Issuing a statement this morning, the Windows Defender Security Intelligence team said their analysis of the Winter Olympics cyber-attack – which crippled on-site WiFi and internet access during the opening ceremony and also forced the official PyeongChang 2018 website offline – revealed the Eternal Romance Server Message Block (SMB) exploit was to blame.

Although officials have refused to confirm the source of the hack, Matthieu Suiche, founder of cybersecurity firm Comae Technologies, said the use of Eternal Romance demonstrates that last year’s leaked National Security Agency (NSA) exploits are “still being repackaged by malicious actors”.

Eternal Romance bypasses security over Microsoft’s SMB file-sharing connections, enabling remote execution of instructions on Windows clients and servers.

The exploit, along with Eternal Blue and Eternal Champion, was purportedly developed by the NSA’s secretive Tailored Access Operations (TAO) unit before being leaked by the Shadow Brokers hacking group last year.
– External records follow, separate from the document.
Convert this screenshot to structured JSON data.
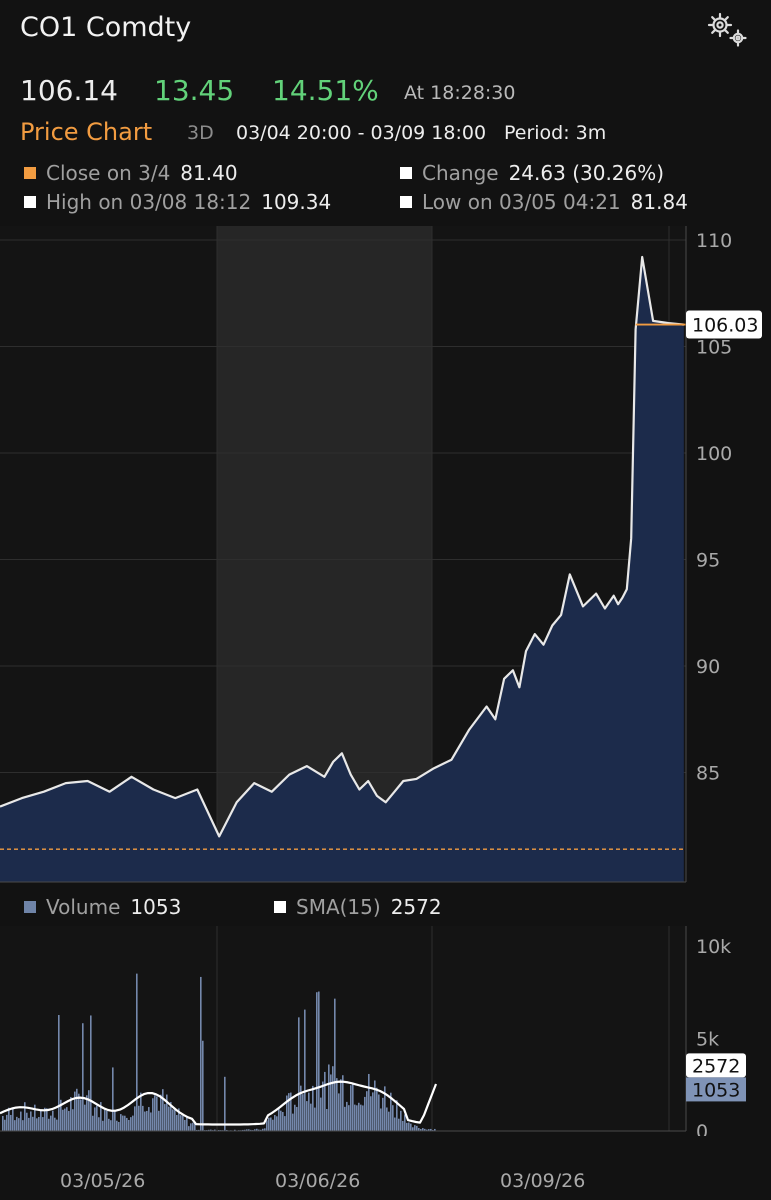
{
  "header": {
    "title": "CO1 Comdty",
    "price": "106.14",
    "change": "13.45",
    "change_pct": "14.51%",
    "as_of": "At 18:28:30"
  },
  "chart_header": {
    "label": "Price Chart",
    "range": "3D",
    "dates": "03/04 20:00 - 03/09 18:00",
    "period": "Period: 3m"
  },
  "stats": {
    "close": {
      "label": "Close on 3/4",
      "value": "81.40",
      "color": "#f29c41"
    },
    "change": {
      "label": "Change",
      "value": "24.63 (30.26%)",
      "color": "#ffffff"
    },
    "high": {
      "label": "High on 03/08 18:12",
      "value": "109.34",
      "color": "#ffffff"
    },
    "low": {
      "label": "Low on 03/05 04:21",
      "value": "81.84",
      "color": "#ffffff"
    }
  },
  "colors": {
    "up": "#62d27a",
    "accent": "#f29c41",
    "area_fill": "#1d2b4a",
    "line": "#e8e8e8",
    "volume": "#7f93b6"
  },
  "icons": {
    "settings": "gear-icon"
  },
  "chart_data": [
    {
      "type": "area",
      "x_ticks": [
        "03/05/26",
        "03/06/26",
        "03/09/26"
      ],
      "ylim": [
        80,
        110
      ],
      "y_ticks": [
        85,
        90,
        95,
        100,
        105,
        110
      ],
      "last_value_label": "106.03",
      "reference_line": 81.4,
      "grid": true,
      "x": [
        0,
        10,
        20,
        30,
        40,
        50,
        60,
        70,
        80,
        90,
        100,
        108,
        116,
        124,
        132,
        140,
        148,
        152,
        156,
        160,
        164,
        168,
        172,
        176,
        180,
        184,
        190,
        198,
        206,
        214,
        222,
        226,
        230,
        234,
        237,
        240,
        244,
        248,
        252,
        256,
        260,
        266,
        272,
        276,
        280,
        282,
        284,
        286,
        288,
        290,
        293,
        298,
        305,
        312
      ],
      "values": [
        83.4,
        83.8,
        84.1,
        84.5,
        84.6,
        84.1,
        84.8,
        84.2,
        83.8,
        84.2,
        82.0,
        83.6,
        84.5,
        84.1,
        84.9,
        85.3,
        84.8,
        85.5,
        85.9,
        84.9,
        84.2,
        84.6,
        83.9,
        83.6,
        84.1,
        84.6,
        84.7,
        85.2,
        85.6,
        87.0,
        88.1,
        87.5,
        89.4,
        89.8,
        89.0,
        90.7,
        91.5,
        91.0,
        91.9,
        92.4,
        94.3,
        92.8,
        93.4,
        92.7,
        93.3,
        92.9,
        93.2,
        93.6,
        96.0,
        105.8,
        109.2,
        106.2,
        106.1,
        106.03
      ],
      "series_line": {
        "start": 290,
        "end": 313,
        "value": 106.03
      }
    },
    {
      "type": "bar",
      "ylim": [
        0,
        10000
      ],
      "y_ticks": [
        "0",
        "5k",
        "10k"
      ],
      "volume": {
        "label": "Volume",
        "value": "1053",
        "last": 1053
      },
      "sma": {
        "label": "SMA(15)",
        "value": "2572",
        "last": 2572
      }
    }
  ]
}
Since their release, the NSA exploits have been linked to numerous high-profile cyber-attacks, including Bad Rabbit, NotPetya, and WannaCry.

While Microsoft’s latest announcement shines some light on the workings of the Winter Olympics systems hack, Paul Johnston, researcher at PortSwigger Web Security, said the discovery of Eternal Romance raises as many questions as it does answers.

“The NSA malware, while often implicated in lateral escalation, isn’t normally suitable for an initial compromise, as SMB is typically blocked by firewalls,” Johnston said. “This leaves unanswered the question of how hackers initially penetrated the firewall.”